Wednesday, April 6, 2022

What Is Time Under Resistance?

By now, many of you know that I workout to DVD's because I'm usually so far away from a gym that I must rely on alternatives to get a good workout. The other day, I did a short workout with weights and the person leading it commented on using time under resistance rather than repetitions.  I've never heard this term before and everything I've heard when using weights has to do with a certain number of repetitions. 

Usually, people do a certain number of sets and each set is made up of a specific number of repetitions but to increase the intensity of using weights, time under resistance is a better choice.  Time under resistance refers to how long the muscle is under strain in a set and is more commonly used during conditioning and strength building, along with bodybuilding. It also helps a person break through any plateaus to move forward.

Usually a set of 10 reps takes about 15 to 20 seconds but when using time under resistance, the time is extended to between 30 and 40 seconds, so the muscles are exposed to more stress. This breaks down the muscles which can lead to them getting bigger as long as time under resistance is done correctly.
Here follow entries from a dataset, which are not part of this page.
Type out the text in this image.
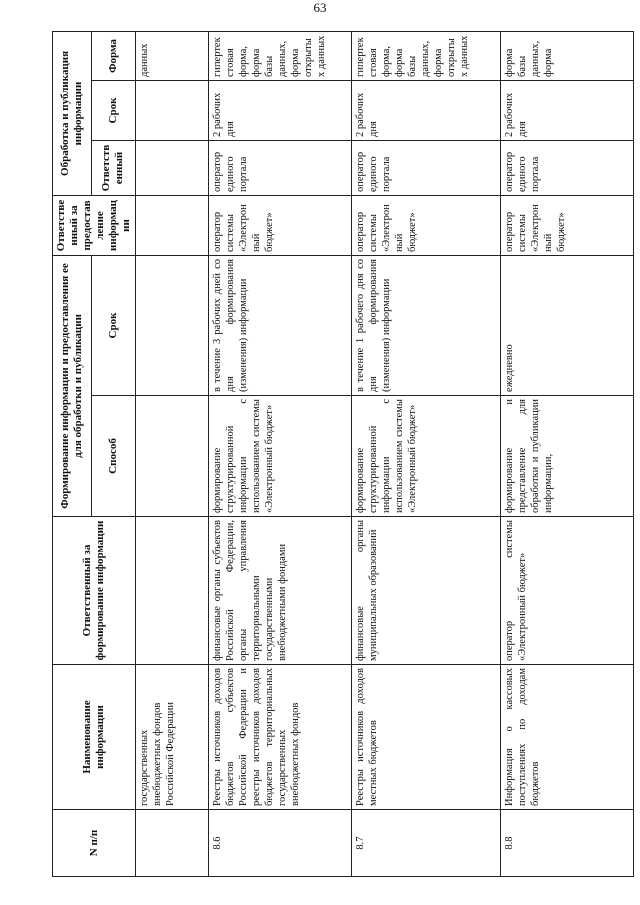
63
N п/п	Наименование информации	Ответственный за формирование информации	Формирование информации и предоставления ее для обработки и публикации		Ответственный за предоставление информации	Обработка и публикация информации		
			Способ	Срок		Ответственный	Срок	Форма
	государственных внебюджетных фондов Российской Федерации							данных
8.6	Реестры источников доходов бюджетов субъектов Российской Федерации и реестры источников доходов бюджетов территориальных государственных внебюджетных фондов	финансовые органы субъектов Российской Федерации, органы управления территориальными государственными внебюджетными фондами	формирование структурированной информации с использованием системы «Электронный бюджет»	в течение 3 рабочих дней со дня формирования (изменения) информации	оператор системы «Электронный бюджет»	оператор единого портала	2 рабочих дня	гипертекстовая форма, форма базы данных, форма открытых данных
8.7	Реестры источников доходов местных бюджетов	финансовые органы муниципальных образований	формирование структурированной информации с использованием системы «Электронный бюджет»	в течение 1 рабочего дня со дня формирования (изменения) информации	оператор системы «Электронный бюджет»	оператор единого портала	2 рабочих дня	гипертекстовая форма, форма базы данных, форма открытых данных
8.8	Информация о кассовых поступлениях по доходам бюджетов	оператор системы «Электронный бюджет»	формирование и представление для обработки и публикации информации,	ежедневно	оператор системы «Электронный бюджет»	оператор единого портала	2 рабочих дня	форма базы данных, форма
First thing is that a person should not spend most of the time during the easiest part of the workout because it puts the least amount of stress on your muscles.  When you do the repetitions, make sure you do them at the same rate up, and holding but slow down the count when you lower the weight because it causes more damage which leads to more muscle development. 

It is important to focus on form because each repetition takes longer, it is easy to become fatigued and your form will slip and you will not receive the most benefit from the activity. If you begin to struggle during the workout, don't be afraid to drop down in weight so you can finish it rather than loosing form. Make sure you use enough weight to fatigue the muscles otherwise you won't get maximum benefit.

This is what proponents of time under resistance claim but is it scientifically based?  Well, there hasn't been much done on this topic but what they've found is that if people add 2 to 6 seconds to the time the weights are being lowered, people get the best results. It is suggested one implement this into the already established weights workout.  It is important to stick with the pacing through the whole workout rather than stopping early. Make sure to start with weights that are heavy enough to fatigue muscles.

So if you want something different, change your normal sets and reps to the time under resistance method to give your muscles something new to experience.  Let me know what you think, I'd love to hear.  Have a great day.